三省調整委員会極東小委員会はは次の決断を下しました。—

 

●SFE  188/2、State-War-Navy  Co-Ordinating

                Sub-Committee  for  the  East

 実際上、石井と彼の協力者によって

 もたらされた日本の生物戦計画に関する情報を

 情報チャンネルにとどめる。

 という彼らとの約束は、米

 政府が生物戦活動に戦争犯罪行為はあったが

 それにたずさわった者はだれも

 追訴しないと約束するのに等しい。

 このような了解は、石井と彼の協力者がこれまでに提供し、

 これからも提供し続ける情報の存在ゆえに、

 アメリカ国民の安全保障のために

 きわめて重要な価値をもつだろう。

 しかしながら以下に述べる事態が発生する

 わずかな可能性についても留意しておく必要がある。

 すなわち、奉天地区でソ連が独自に行った捜査によって、

 アメリカ人捕虜が生物兵器機能の実験目的で使用され

 その結果死亡したことの証拠を暴露する可能性。

 さらにその証拠が東京で審理中の重要日本人戦犯の反対尋問で

 ソ連人検事によってもち出される可能性である。
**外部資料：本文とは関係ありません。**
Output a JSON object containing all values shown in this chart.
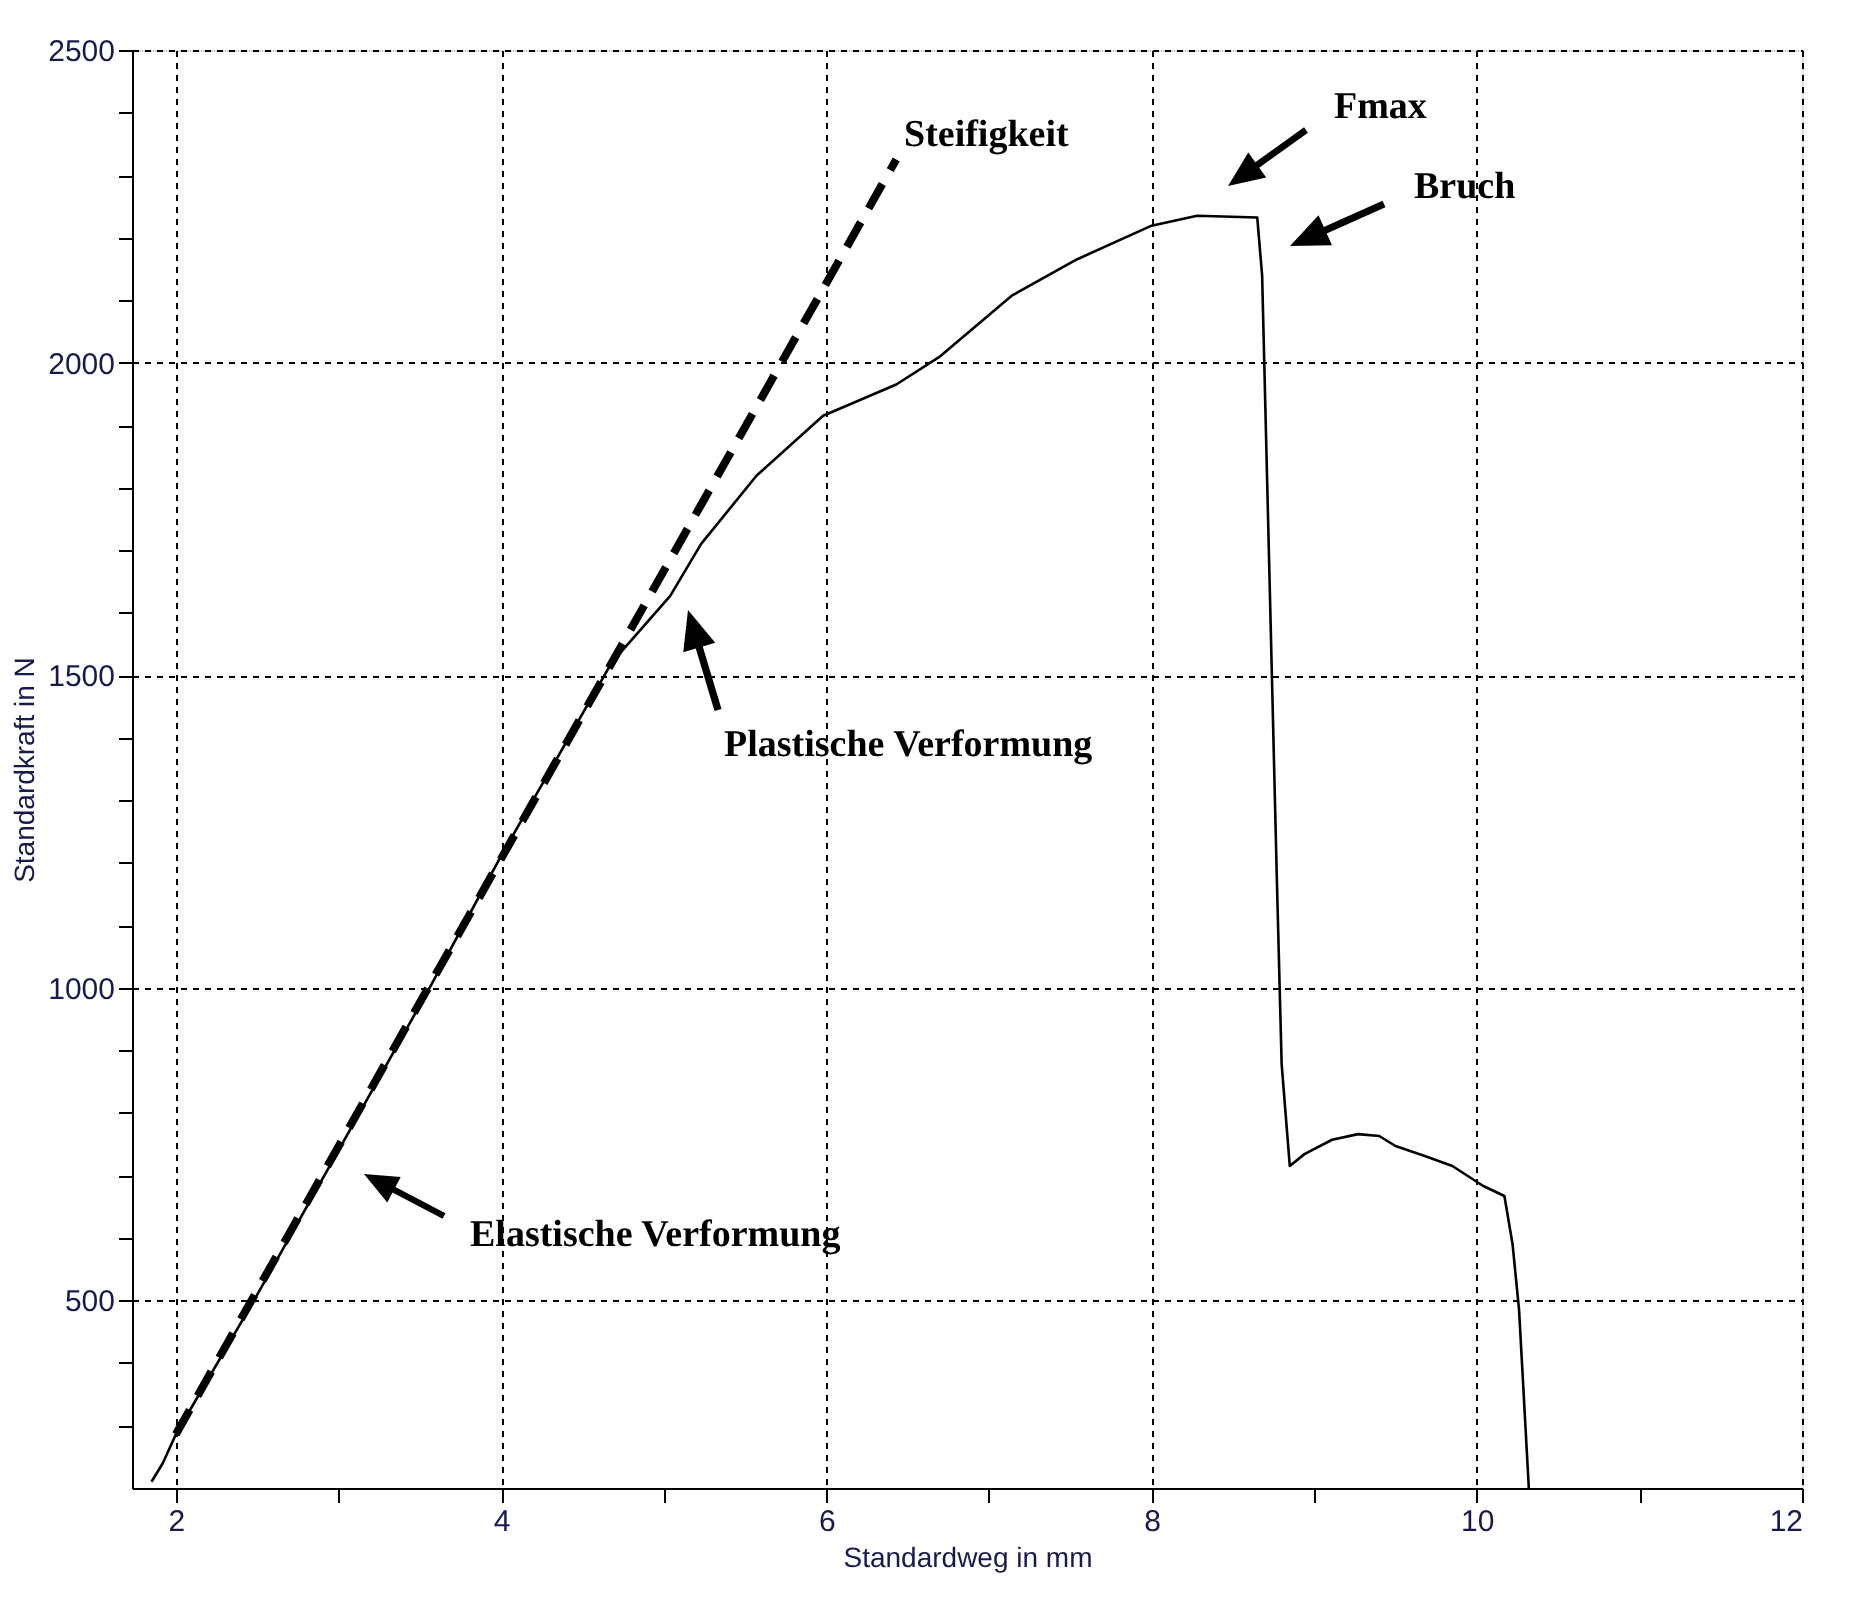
{
  "chart_data": {
    "type": "line",
    "xlabel": "Standardweg in mm",
    "ylabel": "Standardkraft in N",
    "xlim": [
      1.73,
      12
    ],
    "ylim": [
      200,
      2500
    ],
    "xticks": [
      2,
      {
        "value": 3,
        "label": null
      },
      4,
      {
        "value": 5,
        "label": null
      },
      6,
      {
        "value": 7,
        "label": null
      },
      8,
      {
        "value": 9,
        "label": null
      },
      10,
      {
        "value": 11,
        "label": null
      },
      12
    ],
    "yticks": [
      {
        "value": 300,
        "label": null
      },
      {
        "value": 400,
        "label": null
      },
      500,
      {
        "value": 600,
        "label": null
      },
      {
        "value": 700,
        "label": null
      },
      {
        "value": 800,
        "label": null
      },
      {
        "value": 900,
        "label": null
      },
      1000,
      {
        "value": 1100,
        "label": null
      },
      {
        "value": 1200,
        "label": null
      },
      {
        "value": 1300,
        "label": null
      },
      {
        "value": 1400,
        "label": null
      },
      1500,
      {
        "value": 1600,
        "label": null
      },
      {
        "value": 1700,
        "label": null
      },
      {
        "value": 1800,
        "label": null
      },
      {
        "value": 1900,
        "label": null
      },
      2000,
      {
        "value": 2100,
        "label": null
      },
      {
        "value": 2200,
        "label": null
      },
      {
        "value": 2300,
        "label": null
      },
      {
        "value": 2400,
        "label": null
      },
      2500
    ],
    "grid": true,
    "marker": "none",
    "series": [
      {
        "color": "#000000",
        "line_style": "solid",
        "x": [
          1.85,
          1.92,
          2.0,
          2.48,
          3.0,
          3.56,
          4.0,
          4.68,
          5.04,
          5.23,
          5.57,
          5.98,
          6.43,
          6.7,
          7.14,
          7.54,
          8.0,
          8.28,
          8.65,
          8.68,
          8.74,
          8.77,
          8.8,
          8.85,
          8.94,
          9.11,
          9.27,
          9.4,
          9.5,
          9.68,
          9.85,
          10.04,
          10.17,
          10.22,
          10.26,
          10.32
        ],
        "values": [
          210,
          240,
          286,
          500,
          740,
          1000,
          1211,
          1520,
          1627,
          1710,
          1819,
          1915,
          1965,
          2010,
          2107,
          2165,
          2219,
          2235,
          2232,
          2139,
          1500,
          1179,
          878,
          715,
          734,
          757,
          766,
          763,
          747,
          731,
          715,
          683,
          667,
          590,
          485,
          200
        ]
      },
      {
        "type": "line",
        "color": "#000000",
        "line_style": "dashed",
        "x": [
          2.0,
          6.43
        ],
        "values": [
          286,
          2325
        ]
      }
    ],
    "annotations": [
      "Steifigkeit",
      "Fmax",
      "Bruch",
      "Plastische Verformung",
      "Elastische Verformung"
    ]
  }
}
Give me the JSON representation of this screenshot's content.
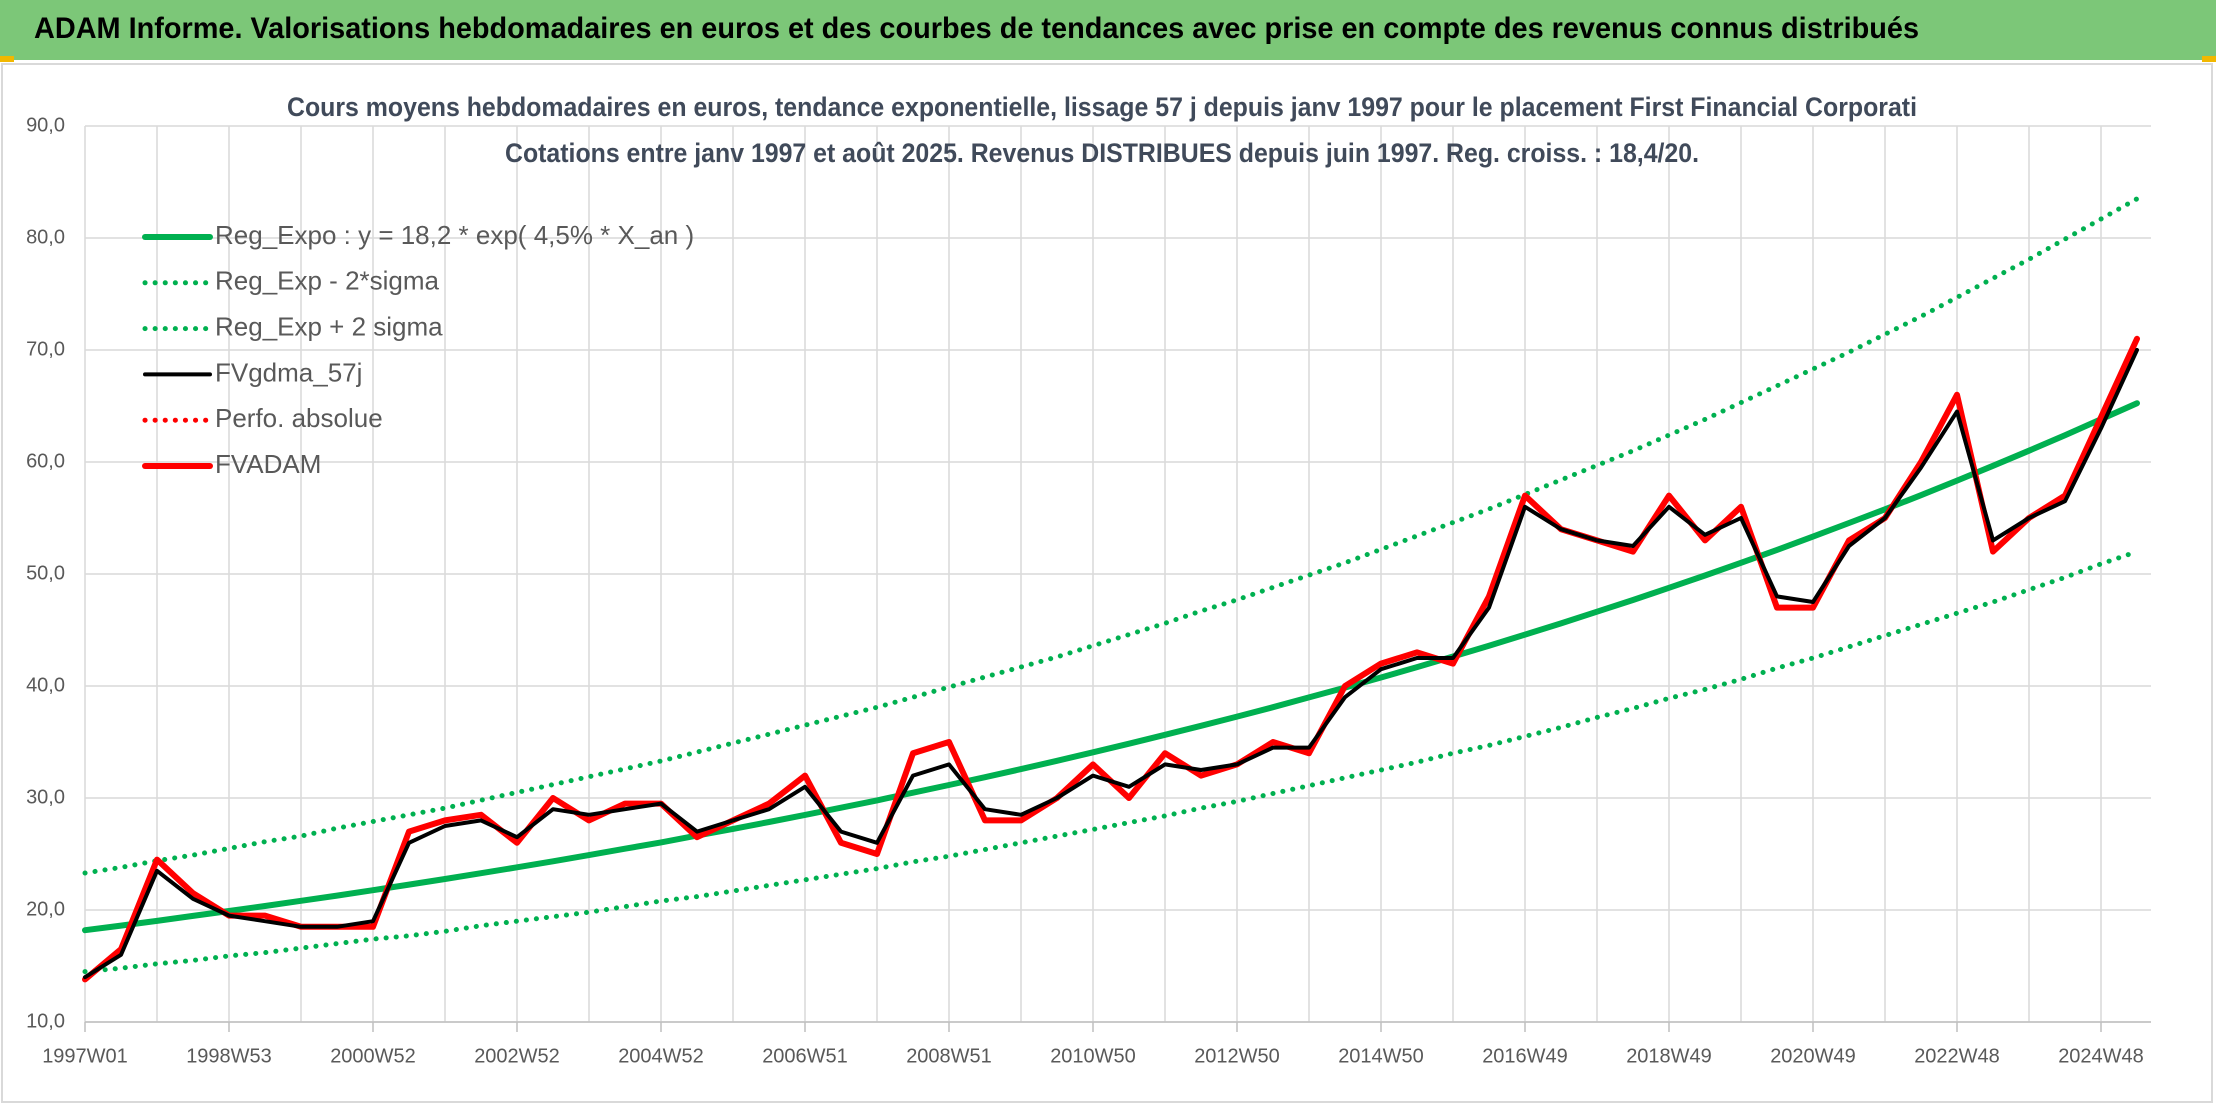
{
  "header": {
    "title": "ADAM Informe. Valorisations hebdomadaires en euros et des courbes de tendances avec prise en compte des revenus connus distribués"
  },
  "chart_data": {
    "type": "line",
    "title": "Cours moyens hebdomadaires en euros, tendance exponentielle, lissage 57 j depuis janv 1997 pour le placement First Financial Corporati",
    "subtitle": "Cotations entre janv 1997 et août 2025. Revenus DISTRIBUES depuis juin 1997. Reg. croiss. : 18,4/20.",
    "categories": [
      "1997W01",
      null,
      null,
      null,
      "1998W53",
      null,
      null,
      null,
      "2000W52",
      null,
      null,
      null,
      "2002W52",
      null,
      null,
      null,
      "2004W52",
      null,
      null,
      null,
      "2006W51",
      null,
      null,
      null,
      "2008W51",
      null,
      null,
      null,
      "2010W50",
      null,
      null,
      null,
      "2012W50",
      null,
      null,
      null,
      "2014W50",
      null,
      null,
      null,
      "2016W49",
      null,
      null,
      null,
      "2018W49",
      null,
      null,
      null,
      "2020W49",
      null,
      null,
      null,
      "2022W48",
      null,
      null,
      null,
      "2024W48",
      null
    ],
    "ylim": [
      10,
      90
    ],
    "yticks": [
      {
        "value": 10,
        "label": "10,0"
      },
      {
        "value": 20,
        "label": "20,0"
      },
      {
        "value": 30,
        "label": "30,0"
      },
      {
        "value": 40,
        "label": "40,0"
      },
      {
        "value": 50,
        "label": "50,0"
      },
      {
        "value": 60,
        "label": "60,0"
      },
      {
        "value": 70,
        "label": "70,0"
      },
      {
        "value": 80,
        "label": "80,0"
      },
      {
        "value": 90,
        "label": "90,0"
      }
    ],
    "grid": true,
    "legend": "upper left",
    "series": [
      {
        "name": "Reg_Expo : y = 18,2 * exp( 4,5% *  X_an )",
        "color": "#00b050",
        "dash": "solid",
        "values": [
          18.2,
          18.61,
          19.03,
          19.47,
          19.91,
          20.36,
          20.82,
          21.29,
          21.77,
          22.27,
          22.77,
          23.29,
          23.81,
          24.35,
          24.9,
          25.47,
          26.04,
          26.64,
          27.24,
          27.86,
          28.49,
          29.13,
          29.79,
          30.47,
          31.16,
          31.86,
          32.58,
          33.32,
          34.08,
          34.85,
          35.64,
          36.45,
          37.27,
          38.11,
          38.98,
          39.86,
          40.76,
          41.69,
          42.63,
          43.6,
          44.59,
          45.59,
          46.63,
          47.68,
          48.77,
          49.87,
          51.0,
          52.15,
          53.34,
          54.55,
          55.78,
          57.04,
          58.34,
          59.66,
          61.01,
          62.39,
          63.81,
          65.25
        ]
      },
      {
        "name": "Reg_Exp - 2*sigma",
        "color": "#00b050",
        "dash": "dotted",
        "values": [
          14.5,
          14.8,
          15.2,
          15.5,
          15.9,
          16.2,
          16.6,
          17.0,
          17.4,
          17.7,
          18.1,
          18.6,
          19.0,
          19.4,
          19.8,
          20.3,
          20.8,
          21.2,
          21.7,
          22.2,
          22.7,
          23.2,
          23.7,
          24.3,
          24.8,
          25.4,
          26.0,
          26.6,
          27.2,
          27.8,
          28.4,
          29.1,
          29.7,
          30.4,
          31.1,
          31.8,
          32.5,
          33.2,
          34.0,
          34.7,
          35.5,
          36.3,
          37.2,
          38.0,
          38.9,
          39.7,
          40.6,
          41.6,
          42.5,
          43.5,
          44.5,
          45.5,
          46.5,
          47.5,
          48.6,
          49.7,
          50.9,
          52.0
        ]
      },
      {
        "name": "Reg_Exp + 2 sigma",
        "color": "#00b050",
        "dash": "dotted",
        "values": [
          23.3,
          23.8,
          24.4,
          24.9,
          25.5,
          26.1,
          26.6,
          27.3,
          27.9,
          28.5,
          29.1,
          29.8,
          30.5,
          31.2,
          31.9,
          32.6,
          33.3,
          34.1,
          34.9,
          35.7,
          36.5,
          37.3,
          38.1,
          39.0,
          39.9,
          40.8,
          41.7,
          42.6,
          43.6,
          44.6,
          45.6,
          46.7,
          47.7,
          48.8,
          49.9,
          51.0,
          52.2,
          53.4,
          54.6,
          55.8,
          57.1,
          58.4,
          59.7,
          61.0,
          62.4,
          63.8,
          65.3,
          66.8,
          68.3,
          69.8,
          71.4,
          73.0,
          74.7,
          76.4,
          78.1,
          79.9,
          81.7,
          83.5
        ]
      },
      {
        "name": "FVgdma_57j",
        "color": "#000000",
        "dash": "solid",
        "values": [
          14,
          16,
          23.5,
          21,
          19.5,
          19,
          18.5,
          18.5,
          19,
          26,
          27.5,
          28,
          26.5,
          29,
          28.5,
          29,
          29.5,
          27,
          28,
          29,
          31,
          27,
          26,
          32,
          33,
          29,
          28.5,
          30,
          32,
          31,
          33,
          32.5,
          33,
          34.5,
          34.5,
          39,
          41.5,
          42.5,
          42.5,
          47,
          56,
          54,
          53,
          52.5,
          56,
          53.5,
          55,
          48,
          47.5,
          52.5,
          55,
          59.5,
          64.5,
          53,
          55,
          56.5,
          63,
          70
        ]
      },
      {
        "name": "Perfo. absolue",
        "color": "#ff0000",
        "dash": "dotted",
        "values": [
          13.8,
          16.5,
          24.5,
          21.5,
          19.5,
          19.5,
          18.5,
          18.5,
          18.5,
          27,
          28,
          28.5,
          26,
          30,
          28,
          29.5,
          29.5,
          26.5,
          28,
          29.5,
          32,
          26,
          25,
          34,
          35,
          28,
          28,
          30,
          33,
          30,
          34,
          32,
          33,
          35,
          34,
          40,
          42,
          43,
          42,
          48,
          57,
          54,
          53,
          52,
          57,
          53,
          56,
          47,
          47,
          53,
          55,
          60,
          66,
          52,
          55,
          57,
          64,
          71
        ]
      },
      {
        "name": "FVADAM",
        "color": "#ff0000",
        "dash": "solid",
        "values": [
          13.8,
          16.5,
          24.5,
          21.5,
          19.5,
          19.5,
          18.5,
          18.5,
          18.5,
          27,
          28,
          28.5,
          26,
          30,
          28,
          29.5,
          29.5,
          26.5,
          28,
          29.5,
          32,
          26,
          25,
          34,
          35,
          28,
          28,
          30,
          33,
          30,
          34,
          32,
          33,
          35,
          34,
          40,
          42,
          43,
          42,
          48,
          57,
          54,
          53,
          52,
          57,
          53,
          56,
          47,
          47,
          53,
          55,
          60,
          66,
          52,
          55,
          57,
          64,
          71
        ]
      }
    ]
  }
}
・・・・

 アメリカにとって日本の生物戦デ-タは

 国家安全保障上、高い重要性をもつものであり、

 「戦争犯罪」として訴追することの重要性は

 それに及ぶものではない。


「GHQが731関係者に現金を」

アメリカは731部隊関係を隠蔽し、

情報を独占するために関係者に

多額の現金を渡していた事がわかりました。

 

●2005年8月15日 東京新聞 

      ワシントン=共同 全文掲載します

第二次大戦中に中国で細菌による人体実験を行った

旧関東軍防疫給水部(731部隊)関係者に対し、

連合軍総司令部(GHQ)が終戦2年後の1947年、

実験デ-タをはじめとする情報提供の見返りに

現金を渡すなどの秘密資金工作を展開していたことが

14日、米公文書から明らかになった。

総額は国家公務員(大卒)の初任給ベ-スで比較すると、

現在の価値で2000万円以上に達する。

人体実験で3000人ともいわれる

犠牲者を出した同部隊をめぐっては、

GHQが終戦直後に戦犯訴追の

免責を約束したことが分かっているが、

米国が積極的に働き掛ける形で資金工作を

実施していた事実が判明したのは初めて。

文書は、米国が731部隊の重大な戦争犯罪を

認識していたにもかかわらず、

細菌兵器の開発を優先した実態を記している

文書は47年7月17日付の

GHQ参謀第2部(G2諜報部門)=肩書は当時、以下同=の

ウィロビ-部長のメモ「細菌戦に関する報告」と、

同月22日付の同部長から

チェンバリン陸軍省情報部長あて書簡(ともに極秘)。

神奈川大の常石敬一教授(生物・化学兵器)が

米国国立公文書館で発見した。

同文書によるとウィロビ-部長は、

731部隊の人体実験を調べた米陸軍省の細菌兵器専門家、

フェル博士による部隊関係者への尋問で

「この上ない貴重なデ-タ」が得られたと指摘。

「獲得した情報は、将来の米国の細菌兵器計画にとって

最大限の価値を持つだろうと、

G2主導の調査結果を誇示している。

具体的な名前は挙げていないものの

「第一級の病理学者ら」が資金工作の対象だったと記載。

一連の情報は金銭報酬をはじめ食事や

エンタ-テイメントなどの報酬で得たと明記している。

陸軍情報部の秘密資金から

総額15万円から20万円が支払われたとし

「安いものだ」「20年後の実験、研究成果が得られた」と

工作を評価している。

当時の20万円を国家公務員(大卒)の初任給で

現在の価値に置き換えると

2000万円-4000万円に相当する。